Now, let's substitute the value of H₁, H₂ one by one.
(I) L₁ = 8M bytes, L₂ = 4M bytes, H₁ = 0.80 and H₂ = 0.98
T = 50 + (1 - 0.80) x 200 + (1 - 0.80)(1 - 0.98) x 5000 = 110ns which is greater than 100ns.
∴ L₁ = 8M bytes and L₂ = 4M bytes can't be an answer.
(ii) L₁ = 8M bytes, L₂ = 16M bytes, H₁ = 0.80 and H₂ = 0.99
T = 50 + (1 - 0.80) x 200 + (1 - 0.80)(1 - 0.99) x 5000 = 100ns which is same as given T (100ns).
∴ L₁ = 8M bytes and L₂ = 16M bytes can't be an answer.
(iii) L₁ = 8M bytes, L₂ = 64M bytes, H₁ = 0.80 and H₂ = 0.995
T = 50 + (1 - 0.80) x 200 + (1 - 0.80)(1 - 0.995) x 5000 = 95ns which is less than 100ns.
∴ L₁ = 8M bytes and L₂ = 64M bytes might be the answer but let's verify with other conditions too.
But we have to find out the Level - 1 and Level - 2 memory where the sizes are as minimum as possible.
(iv) L₁ = 16M bytes, L₂ = 4M bytes, H₁ = 0.90 and H₂ = 0.98
T = 50 + (1 - 0.90) x 200 + (1 - 0.90)(1 - 0.98) x 5000 = 80ns which is less than 100ns.
∴ L₁ = 16M bytes and L₂ = 4M bytes will be the minimum possible sizes of both Level - 1 and Level - 2 memory.

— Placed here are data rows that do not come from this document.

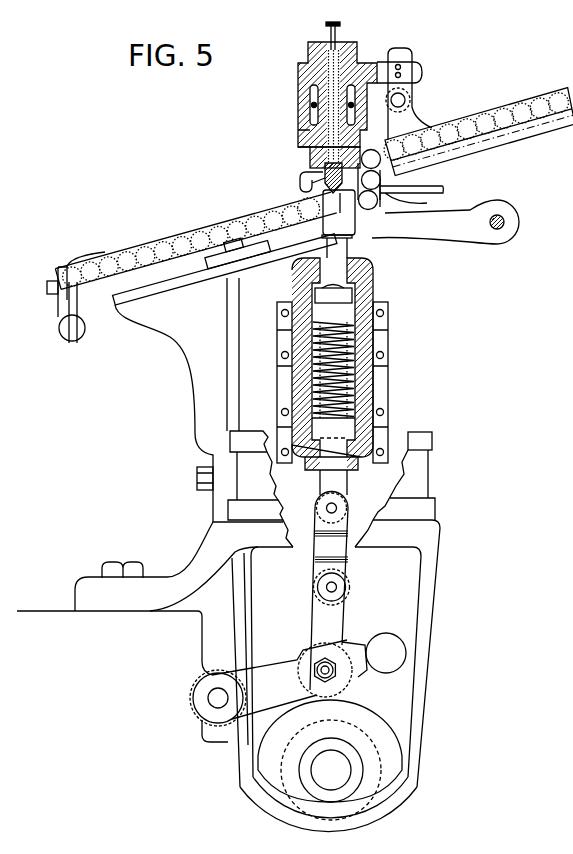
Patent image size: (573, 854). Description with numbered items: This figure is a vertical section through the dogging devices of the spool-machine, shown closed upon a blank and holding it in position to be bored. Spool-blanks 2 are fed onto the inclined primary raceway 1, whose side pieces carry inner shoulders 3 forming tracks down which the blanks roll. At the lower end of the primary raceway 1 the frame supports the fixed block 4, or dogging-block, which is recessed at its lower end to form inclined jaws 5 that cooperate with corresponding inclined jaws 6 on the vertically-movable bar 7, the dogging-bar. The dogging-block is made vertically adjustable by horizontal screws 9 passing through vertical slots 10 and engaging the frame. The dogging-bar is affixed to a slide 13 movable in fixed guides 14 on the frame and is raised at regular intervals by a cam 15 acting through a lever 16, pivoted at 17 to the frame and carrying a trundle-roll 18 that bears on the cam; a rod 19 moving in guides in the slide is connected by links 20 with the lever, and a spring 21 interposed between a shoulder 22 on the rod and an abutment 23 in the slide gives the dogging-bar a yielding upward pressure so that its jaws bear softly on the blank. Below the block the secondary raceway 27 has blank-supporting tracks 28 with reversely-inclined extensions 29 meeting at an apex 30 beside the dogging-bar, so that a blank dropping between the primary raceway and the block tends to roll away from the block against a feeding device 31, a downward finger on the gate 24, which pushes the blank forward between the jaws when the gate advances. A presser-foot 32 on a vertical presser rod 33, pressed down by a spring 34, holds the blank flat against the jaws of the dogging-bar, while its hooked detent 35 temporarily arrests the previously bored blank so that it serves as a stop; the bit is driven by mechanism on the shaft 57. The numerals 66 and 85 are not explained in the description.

The primary raceway 1 is at (479, 132).
The spool-blanks 2 is at (467, 123).
The shoulders 3 is at (480, 140).
The fixed block 4 is at (310, 158).
The inclined jaws 5 is at (303, 183).
The inclined jaws 6 is at (335, 211).
The vertically-movable bar 7 is at (320, 225).
The horizontal screws 9 is at (310, 100).
The vertical slots 10 is at (298, 83).
The slide 13 is at (367, 267).
The fixed guides 14 is at (278, 336).
The cam 15 is at (273, 742).
The lever 16 is at (279, 676).
The pivot 17 is at (210, 696).
The trundle-roll 18 is at (343, 695).
The rod 19 is at (333, 482).
The links 20 is at (343, 560).
The spring 21 is at (347, 378).
The shoulder 22 is at (347, 418).
The abutment 23 is at (388, 322).
The segmental plate or gate 24 is at (417, 190).
The secondary raceway 27 is at (193, 251).
The track 28 is at (250, 215).
The reversely-inclined extensions 29 is at (405, 203).
The apex 30 is at (343, 202).
The feeding device 31 is at (387, 208).
The presser-foot 32 is at (310, 145).
The presser rod 33 is at (338, 28).
The spring 34 is at (392, 56).
The hooked finger or detent 35 is at (300, 181).
The shaft 57 is at (323, 772).
The clip 66 is at (56, 280).
The roller 85 is at (60, 332).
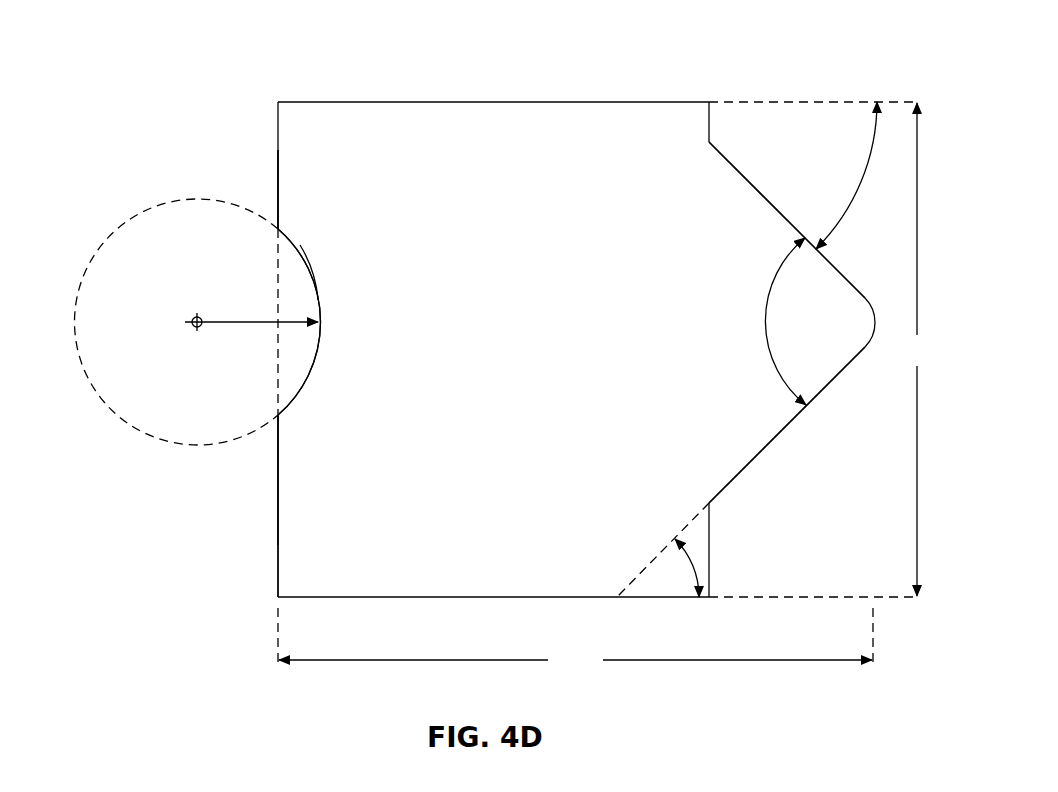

Ans: L₁ = 16M bytes and L₂ = 4M bytes
B) We have already find out from the previous question the required sizes of Level - 1 and Level - 2 memory.
We got L₁ = 16M bytes and L₂ = 4M bytes, H₁ = 0.90 and H₂ = 0.98
∴T = 50 + (1 - 0.90) x 200 + (1 - 0.90)(1 - 0.98) x 5000 = 80ns
Ans: 80ns is the average access time achieved using the chosen sizes of level - 1 and level - 2 memories.